Brother, if you're reading this after divorce, you're leading whether you realize it or not. You're leading your children through a major life transition. You're leading yourself through rebuilding. You might be leading a team at work while everything else feels like it's falling apart.

The temptation is to grab control, prove you're still capable, show everyone you've got this handled. But that's ego talking. That's the voice of a man who's scared people will see how uncertain he feels.

Servant leadership gives you a different path. When you focus on serving—serving your children's emotional needs, serving your team's goals, serving your own recovery with discipline and care—you stop trying to prove something and start building something real.

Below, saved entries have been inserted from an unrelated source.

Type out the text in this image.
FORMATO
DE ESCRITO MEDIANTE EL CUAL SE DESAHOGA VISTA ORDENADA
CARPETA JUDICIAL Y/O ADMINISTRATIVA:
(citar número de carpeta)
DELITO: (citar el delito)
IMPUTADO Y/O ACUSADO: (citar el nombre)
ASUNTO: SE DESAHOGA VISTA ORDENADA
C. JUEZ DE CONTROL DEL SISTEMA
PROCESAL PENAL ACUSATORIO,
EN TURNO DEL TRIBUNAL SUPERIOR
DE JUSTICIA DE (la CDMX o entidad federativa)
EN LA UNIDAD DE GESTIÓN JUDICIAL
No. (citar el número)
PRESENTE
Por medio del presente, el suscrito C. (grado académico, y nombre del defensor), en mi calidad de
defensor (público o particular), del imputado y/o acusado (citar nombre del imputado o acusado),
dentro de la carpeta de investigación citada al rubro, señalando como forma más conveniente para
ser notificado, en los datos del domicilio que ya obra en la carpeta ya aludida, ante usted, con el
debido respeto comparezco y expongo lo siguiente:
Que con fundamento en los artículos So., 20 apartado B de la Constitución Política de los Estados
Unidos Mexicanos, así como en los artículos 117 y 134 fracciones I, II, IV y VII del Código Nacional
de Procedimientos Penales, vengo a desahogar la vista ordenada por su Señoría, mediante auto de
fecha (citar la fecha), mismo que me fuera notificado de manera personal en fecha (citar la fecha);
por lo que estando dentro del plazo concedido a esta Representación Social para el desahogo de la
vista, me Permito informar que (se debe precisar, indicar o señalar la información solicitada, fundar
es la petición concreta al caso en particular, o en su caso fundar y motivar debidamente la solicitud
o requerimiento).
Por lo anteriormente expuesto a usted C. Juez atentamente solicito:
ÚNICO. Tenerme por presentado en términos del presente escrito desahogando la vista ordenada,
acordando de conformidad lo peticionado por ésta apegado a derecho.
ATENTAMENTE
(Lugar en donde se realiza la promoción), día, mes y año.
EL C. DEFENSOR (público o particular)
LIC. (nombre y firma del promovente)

Studies show that servant leaders create environments where people feel psychologically safe, valued, and motivated. A meta-analysis published in BMC Psychology found that servant leadership significantly improved both organizational performance and individual well-being. When you lead this way at home, your children feel more secure. When you lead this way at work, your team produces better results.

Your Power Moves

Here are the action steps to implement servant leadership in your life right now:

  • Self-Awareness: Ask yourself honestly: When do you lead with ego versus service? Write down three situations this week where you led (at home, at work, with friends). For each, ask: Was I trying to prove something or was I genuinely serving the people involved? This awareness is where change begins.

  • Trust: Identify one person you lead (your child, a team member, a friend) and ask them: "How can I better support you?" Then actually listen. Don't defend. Don't explain. Just listen and take notes. Trust that they're telling you something valuable, even if it's hard to hear.

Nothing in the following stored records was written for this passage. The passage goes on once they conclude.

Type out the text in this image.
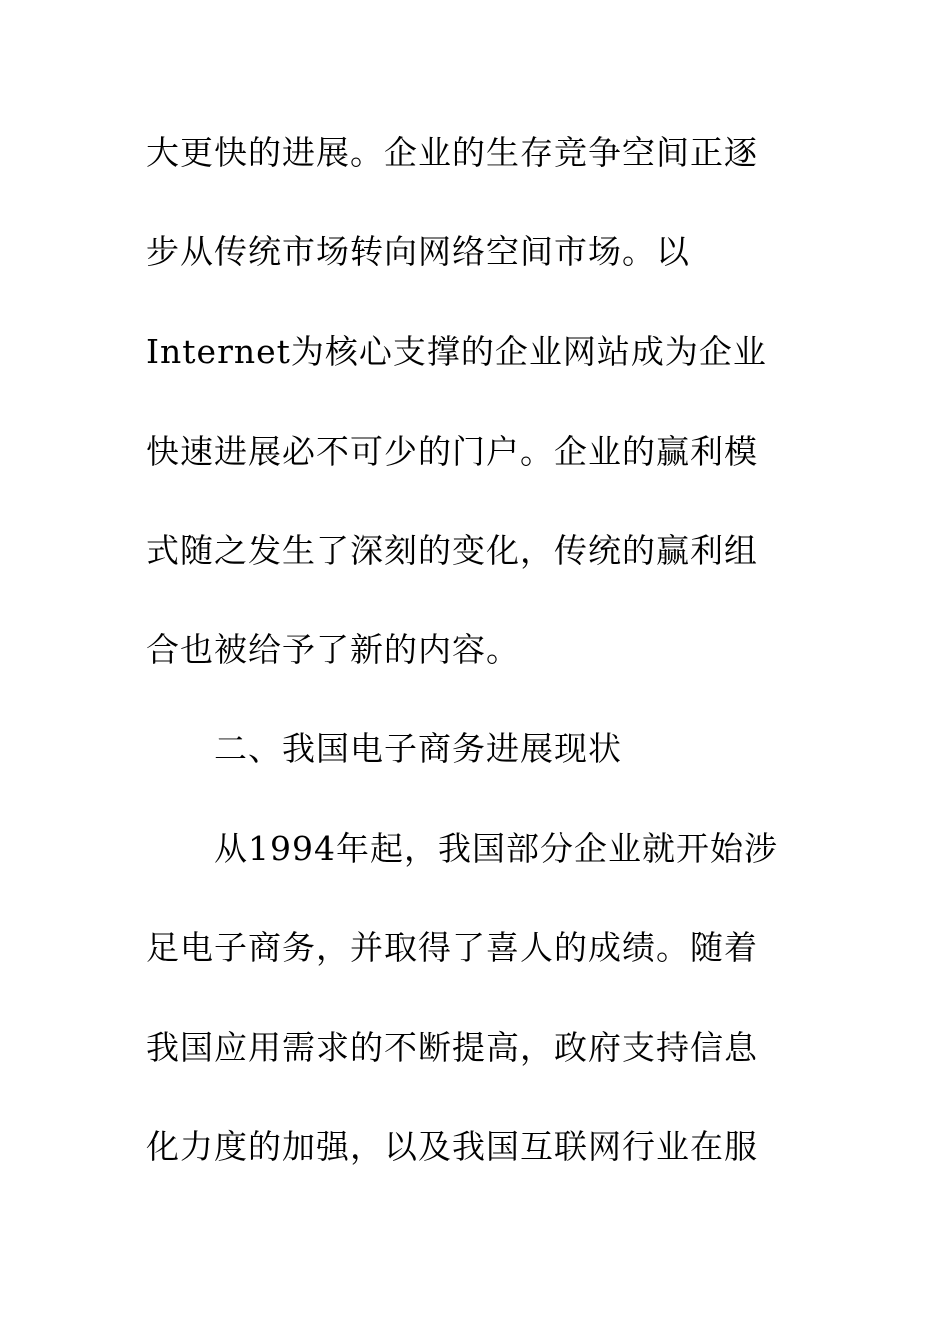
大更快的进展。企业的生存竞争空间正逐
步从传统市场转向网络空间市场。以
Internet为核心支撑的企业网站成为企业
快速进展必不可少的门户。企业的赢利模
式随之发生了深刻的变化，传统的赢利组
合也被给予了新的内容。
二、我国电子商务进展现状
从1994年起，我国部分企业就开始涉
足电子商务，并取得了喜人的成绩。随着
我国应用需求的不断提高，政府支持信息
化力度的加强，以及我国互联网行业在服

  • Mindset Shift: Replace "How do I get them to follow me?" with "How do I serve them better?" Every time you face a leadership challenge this week—with your children, at work, anywhere—reframe the question. This single shift changes everything.

  • Organization: Create a simple system for servant leadership. Keep a daily note on your phone or notebook: "What did I do today to serve others?" Track it for 30 days. You'll start noticing opportunities you missed before. Patterns will emerge showing where you default to ego versus service.

  • Leveraging Connections: Find one person who exemplifies servant leadership and ask them to coffee. Don't make it transactional. Just learn. Ask: "How do you balance being decisive with being a servant?" Study how they lead. The best leaders are the ones willing to learn from other leaders.

The Real Question

If you want to be a leader—serve. If you want to be a good servant, you must genuinely care about the people you serve. You must see them as valuable, important pieces of the puzzle that is your organization, your family, your life.

When you get this right, you'll be surprised how easily people follow. They might even ask: "How high?" when you say jump.

But more importantly, you'll have built something real. Something that lasts. Something that serves people even after you're gone.

That's leadership that rises above the rim.